Hannan Ishay, der Regisseur, wurde selbst in Israel geboren und ist dort aufgewachsen. Er setzt in der Inszenierung nicht auf emotionales Tränendrüsendrücken. Auch nicht auf eine realistische Wiedergabe jener grauenhaften Momente, in denen Menschen zu Tode kommen. Eine kluge Entscheidung, denn so bleibt jener Reflexionsraum, der es ermöglicht, in einer Meta-Ebene über das Geschehen, das sich auf der Bühne abspielt, nachzudenken. Es bleibt Zeit, zu erkennen, dass Gewalt nichts anderes als Gewalt hervorbringen muss. Und es bleibt die Erkenntnis, dass es letztlich in Gesellschaften, die permanent von Terror bedroht sind, ein Zufall ist, ob man selbst Opfer eines Anschlages wird oder nicht.
Besonders packend ist jene Szene, in der gezeigt wird, welchem Druck die junge Grenzsoldatin ausgesetzt ist. Auf der einen Seite bedrängen Palästinenser den Grenzzaun und hören nicht auf, sie um einen Passagierschein anzubetteln. Auf der anderen Seite ist es ihr Vorgesetzter (Luka Vlatkovic, der auch als Taxifahrer Jamal brilliert), der ihr permanent über ein Megaphon Befehle zuruft. Dazwischen Yael, in einer im wahrsten Sinne des Wortes aufreibenden Position, in der sie nichts als nur verlieren kann.
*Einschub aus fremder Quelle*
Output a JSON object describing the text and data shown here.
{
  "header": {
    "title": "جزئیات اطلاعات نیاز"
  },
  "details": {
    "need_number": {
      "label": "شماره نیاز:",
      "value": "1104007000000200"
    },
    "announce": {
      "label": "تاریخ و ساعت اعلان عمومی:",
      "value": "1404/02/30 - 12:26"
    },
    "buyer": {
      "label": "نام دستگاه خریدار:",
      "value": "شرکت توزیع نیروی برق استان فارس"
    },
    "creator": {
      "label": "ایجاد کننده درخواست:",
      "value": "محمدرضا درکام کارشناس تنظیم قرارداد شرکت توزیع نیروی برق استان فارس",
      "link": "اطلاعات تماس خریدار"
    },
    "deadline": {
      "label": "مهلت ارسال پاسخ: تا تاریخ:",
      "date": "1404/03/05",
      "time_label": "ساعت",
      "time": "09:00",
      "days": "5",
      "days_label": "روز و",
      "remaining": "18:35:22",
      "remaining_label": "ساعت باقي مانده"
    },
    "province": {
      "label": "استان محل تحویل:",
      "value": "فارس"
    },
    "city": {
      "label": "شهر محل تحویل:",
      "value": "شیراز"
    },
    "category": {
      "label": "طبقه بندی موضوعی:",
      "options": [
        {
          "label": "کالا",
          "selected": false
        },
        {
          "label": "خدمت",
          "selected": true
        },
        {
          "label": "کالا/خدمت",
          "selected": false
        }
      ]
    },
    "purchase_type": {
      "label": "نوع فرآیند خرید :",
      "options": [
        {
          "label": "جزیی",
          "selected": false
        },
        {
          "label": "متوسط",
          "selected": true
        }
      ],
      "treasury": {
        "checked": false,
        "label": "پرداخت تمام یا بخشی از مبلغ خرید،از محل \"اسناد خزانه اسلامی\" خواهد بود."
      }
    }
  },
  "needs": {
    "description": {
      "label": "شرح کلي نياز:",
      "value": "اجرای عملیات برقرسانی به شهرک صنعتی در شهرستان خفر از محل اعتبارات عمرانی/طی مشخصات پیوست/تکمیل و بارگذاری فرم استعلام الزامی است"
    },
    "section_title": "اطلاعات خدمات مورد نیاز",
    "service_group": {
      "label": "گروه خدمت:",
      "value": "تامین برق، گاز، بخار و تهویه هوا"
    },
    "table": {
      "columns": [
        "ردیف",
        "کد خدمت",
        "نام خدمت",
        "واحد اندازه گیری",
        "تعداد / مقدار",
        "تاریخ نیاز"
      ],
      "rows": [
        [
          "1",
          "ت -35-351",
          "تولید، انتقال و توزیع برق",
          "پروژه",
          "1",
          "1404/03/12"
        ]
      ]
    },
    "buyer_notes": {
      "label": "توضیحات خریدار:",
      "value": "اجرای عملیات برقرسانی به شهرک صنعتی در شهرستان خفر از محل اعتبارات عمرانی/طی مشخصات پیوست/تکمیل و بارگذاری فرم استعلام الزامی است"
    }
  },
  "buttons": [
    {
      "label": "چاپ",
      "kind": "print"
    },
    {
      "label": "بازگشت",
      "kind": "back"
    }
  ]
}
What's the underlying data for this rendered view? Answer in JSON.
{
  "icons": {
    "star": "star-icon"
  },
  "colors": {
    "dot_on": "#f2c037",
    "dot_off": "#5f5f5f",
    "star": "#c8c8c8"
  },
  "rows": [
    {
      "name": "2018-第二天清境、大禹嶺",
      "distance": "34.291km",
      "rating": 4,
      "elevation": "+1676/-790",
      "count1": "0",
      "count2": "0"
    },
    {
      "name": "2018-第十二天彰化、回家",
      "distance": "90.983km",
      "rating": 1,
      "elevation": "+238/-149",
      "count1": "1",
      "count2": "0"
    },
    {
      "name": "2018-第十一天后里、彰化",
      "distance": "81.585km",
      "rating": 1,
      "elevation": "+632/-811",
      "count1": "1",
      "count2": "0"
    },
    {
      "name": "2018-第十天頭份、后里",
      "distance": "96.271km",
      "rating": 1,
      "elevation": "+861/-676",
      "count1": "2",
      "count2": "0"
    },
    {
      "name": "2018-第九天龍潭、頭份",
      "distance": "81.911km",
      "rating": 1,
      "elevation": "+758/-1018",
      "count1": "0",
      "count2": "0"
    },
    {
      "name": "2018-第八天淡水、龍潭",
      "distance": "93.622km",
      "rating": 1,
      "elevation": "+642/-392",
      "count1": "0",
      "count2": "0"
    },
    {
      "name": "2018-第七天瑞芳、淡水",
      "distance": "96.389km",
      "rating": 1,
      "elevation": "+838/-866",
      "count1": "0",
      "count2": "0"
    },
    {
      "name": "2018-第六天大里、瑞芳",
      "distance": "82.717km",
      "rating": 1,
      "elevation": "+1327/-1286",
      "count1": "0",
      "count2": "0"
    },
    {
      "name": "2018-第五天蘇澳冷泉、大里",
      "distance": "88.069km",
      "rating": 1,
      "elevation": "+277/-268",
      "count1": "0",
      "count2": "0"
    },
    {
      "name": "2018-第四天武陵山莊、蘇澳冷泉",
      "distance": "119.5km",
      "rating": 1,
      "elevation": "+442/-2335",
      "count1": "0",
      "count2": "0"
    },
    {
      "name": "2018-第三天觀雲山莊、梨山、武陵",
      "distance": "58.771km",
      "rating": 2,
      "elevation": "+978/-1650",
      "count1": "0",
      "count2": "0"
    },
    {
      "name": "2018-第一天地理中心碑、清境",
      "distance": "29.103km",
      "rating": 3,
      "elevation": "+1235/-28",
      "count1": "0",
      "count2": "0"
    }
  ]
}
Jeanne-Marie Bertram verkörpert sowohl Nasrin, Amals Freundin, als auch Saraya, Jamals Frau. Als Letztere rechnet sie aufgrund der Erlebnisse ihres Mannes in jedem Moment mit dem Schlimmsten. Was auch immer ihr Mann macht, ob er er einen Fahrgast wie Amals kranken Vater ablehnt, oder ob er aus Mitleid schließlich Amal selbst ahnungslos zu jenem Ort transportiert, an dem sie ein Selbstmordattentat verüben wird, er ist einer jener Charaktere, denen das Schicksal permanent Steine in den Weg legt.
Der frenetische Applaus am Ende war berechtigt und zeigt, dass die Entscheidung des Volkstheaters, mit dem Max Reinhardt Seminar zu kooperieren, richtig war. Eine Entscheidung, die nicht nur den Jungen die Möglichkeit bietet, außerhalb ihres geschützten Seminars erste Bühnenerfahrungen zu sammeln. Auch das Publikum profitiert davon, kommt es doch in den Genuss, den Nachwuchs, der vielleicht schon morgen in den großen Häusern zu finden sein wird, bei seinen ersten öffentlichen Spielversuchen zu erleben.